While her housemate was withering away, one of Nicole’s students was in a hospital room nearby, also suffering with malaria and dysentery.

Phone service was sporadic. Someone finally got through to the Jesuit Volunteer Corps office in the U.S. The housemate’s condition got to the point that she might die, so JVC got her airlifted to Great Britain. She stayed in a hospital there for a month and recovered.

As grateful as Nicole was for the care that her housemate eventually got, she kept an eye on her African student suffering in the same hospital.

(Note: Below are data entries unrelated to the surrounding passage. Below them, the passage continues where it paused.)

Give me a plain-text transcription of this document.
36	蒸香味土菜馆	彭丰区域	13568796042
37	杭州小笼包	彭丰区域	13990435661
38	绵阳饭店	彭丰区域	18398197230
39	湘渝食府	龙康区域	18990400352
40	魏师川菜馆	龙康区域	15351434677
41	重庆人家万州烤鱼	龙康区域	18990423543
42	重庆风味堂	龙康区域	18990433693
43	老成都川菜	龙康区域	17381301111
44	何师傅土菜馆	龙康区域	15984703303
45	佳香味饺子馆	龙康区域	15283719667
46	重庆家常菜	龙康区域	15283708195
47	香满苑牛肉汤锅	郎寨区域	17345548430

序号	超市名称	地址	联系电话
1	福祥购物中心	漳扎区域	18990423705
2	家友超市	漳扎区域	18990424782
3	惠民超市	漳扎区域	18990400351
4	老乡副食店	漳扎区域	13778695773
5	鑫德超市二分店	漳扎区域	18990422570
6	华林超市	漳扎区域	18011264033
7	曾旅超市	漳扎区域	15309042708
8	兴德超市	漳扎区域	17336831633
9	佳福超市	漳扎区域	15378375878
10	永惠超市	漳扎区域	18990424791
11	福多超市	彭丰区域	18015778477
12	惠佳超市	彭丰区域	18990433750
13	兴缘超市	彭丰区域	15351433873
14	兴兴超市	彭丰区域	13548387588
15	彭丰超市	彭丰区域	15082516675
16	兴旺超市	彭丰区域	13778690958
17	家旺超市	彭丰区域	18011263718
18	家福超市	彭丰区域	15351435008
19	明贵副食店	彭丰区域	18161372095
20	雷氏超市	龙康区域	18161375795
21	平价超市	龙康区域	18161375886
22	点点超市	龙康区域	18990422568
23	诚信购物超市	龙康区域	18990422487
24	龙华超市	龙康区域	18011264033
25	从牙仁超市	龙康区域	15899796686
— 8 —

“Someone finally comes in and takes him to Nairobi for better care. We had this great JVC insurance that airlifted my housemate up and away, but it was completely normalized for my student to be sitting there dying. They call this the burden of the African world. That crystallized social justice for me.”

In the midst of Nicole’s service there, the head of JVC visited them in Tanzania. Nicole told him she was glad she persisted after not getting selected the first time she applied.

“And he’s like, ‘Can I tell you a story and you won't be real mad at me? Your card fell off the table.’”

Nicole didn’t understand. The priest continued.

“When we do placements, we put everybody’s name on a card, and we put them all out on a table,” he told her. “Then we put out all the agencies and we start shifting around. And your card fell off the table.

“He said, ‘Nicole, it was God. You’re here where you need to be now.’ I was like, ‘I know that, but I’m still mad at you.’”

Nicole and I agree that, as we each look back on the different things we’ve been part of in our 50-plus years, Jesuit Volunteer Corps stands out. The fun part of JVC for me was traveling around the West for parties with other communities. It was my own community, though, that prompted me to grow more in that one year than in any other single year in my life.